Mercredi 20 décembre, le dessin animé hollywoodien Ferdinand sort dans les salles de cinéma. L'histoire est simple, voire simpliste : Ferdinand, un taureau « au grand coeur », « victime de son imposante apparence », est capturé pour être envoyé dans un élevage d'animaux de combat destinés à la corrida. Avec son amie Nina, il tentera de regagner sa liberté.
La bande annonce nous montre de méchants matadors, symbole d'une société oppressive et intolérante, un animal hors-norme mais attachant et sa jeune amie humaine. Comme très souvent, dans les dessins animés américains, le fil rouge de l'oeuvre est le thème de « l'émancipation » à l'égard de traditions archaïques et liberticides. C'était déjà l'idée du film Rebelle, sorti en 2012, mettant en scène une princesse fan de tir à l'arc et refusant de se marier. Le taureau Ferdinand, par son physique extraordinaire et « l'incompréhension » qu'il suscite, est évidemment l'image de la minorité LGBT ou immigrée soit-disant discriminée par une société masculine et brutale. De plus, l'arrière-plan philosophique inconscient du film nous renvoie à Jean-Jacques Rousseau, pour lequel la nature était pure et sans tâches jusqu'à ce qu'elle soit corrompue par la société. Cet idéalisme malsain est lancinant dans l'opinion publique occidentale, il fait toujours primer les sentiments sur la raison et on voit ce misérabilisme à l'oeuvre dans tous les domaines.
Même si on peut trouver un éloge des racines dans l'histoire d'un taureau qui veut retrouver sa terre, ceci est un prétexte pour attaquer violemment la tradition de la corrida, figure emblématique de l'identité européenne, surtout espagnole, provençale et languedocienne.

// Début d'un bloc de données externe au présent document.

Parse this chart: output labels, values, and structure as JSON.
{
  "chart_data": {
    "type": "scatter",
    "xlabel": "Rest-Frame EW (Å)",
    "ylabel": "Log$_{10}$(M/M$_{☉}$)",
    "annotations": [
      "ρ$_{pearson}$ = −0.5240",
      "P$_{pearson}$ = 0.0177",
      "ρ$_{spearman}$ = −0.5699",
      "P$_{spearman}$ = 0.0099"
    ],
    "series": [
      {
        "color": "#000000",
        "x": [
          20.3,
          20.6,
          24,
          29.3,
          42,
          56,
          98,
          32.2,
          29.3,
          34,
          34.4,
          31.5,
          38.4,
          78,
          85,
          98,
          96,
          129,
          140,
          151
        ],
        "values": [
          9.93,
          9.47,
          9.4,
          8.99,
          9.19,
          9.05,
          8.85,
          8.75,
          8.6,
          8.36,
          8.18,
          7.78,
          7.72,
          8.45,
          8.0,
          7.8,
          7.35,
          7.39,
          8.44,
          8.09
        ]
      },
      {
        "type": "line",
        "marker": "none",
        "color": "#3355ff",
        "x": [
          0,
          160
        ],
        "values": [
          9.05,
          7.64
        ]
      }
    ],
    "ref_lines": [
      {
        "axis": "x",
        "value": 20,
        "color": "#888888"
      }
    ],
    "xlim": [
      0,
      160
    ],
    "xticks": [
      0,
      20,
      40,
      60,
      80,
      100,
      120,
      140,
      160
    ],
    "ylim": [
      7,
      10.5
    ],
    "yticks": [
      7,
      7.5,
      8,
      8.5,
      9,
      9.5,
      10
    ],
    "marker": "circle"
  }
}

On voit bien qu'il s'agit de débiter les clichés habituels présents dans la conscience collective WASP américaine à l'égard de ces Européens arriérés et barbares. Bien sûr, cette image est surtout véhiculée chez les bobos de la côte ouest, plutôt que chez les américains, les vrais, de l'intérieur. Mais une nation fondée par des puritains protestants rêvant d'une « nouvelle Terre promise », rebelles à toute autorité lorsqu'ils étaient en Europe, ne pouvait générer qu'un rejet culturel profond des coutumes ancestrales de l'ancien monde.
Quoi que l'on pense de la corrida, qu'il ne s'agit pas nécessairement de défendre en tant que telle, il faut prendre conscience que l'industrie américaine du loisir vampirise les consciences et diffuse des valeurs radicalement contraires à la préservation de notre identité. Autrefois, les enfants apprenaient des contes et légendes issus des tréfonds de la mémoire populaire, reflets et véhicules d'un certain mode de vie ; les hommes et les femmes chantaient, dansaient, et mangeaient différemment d'une région à une autre, selon une diversité d'arts de vivre originaux. Maintenant, ils se nourrissent, sur le plan intellectuel, artistique, moral et alimentaire, de ce que Hollywood, Monsanto, Amazon et Coca-Cola déversent dans leur quotidien. On ne peut décemment pas être catholique, c'est-à-dire tourné vers le beau, le vrai et le bien, ainsi qu'identitaire, et entretenir ce système à tuer les peuples par notre consommation. Plutôt que de subir la propagande hollywoodienne, renouons le fil d'Ariane en partant à la reconquête de nos mythes, contes et légendes.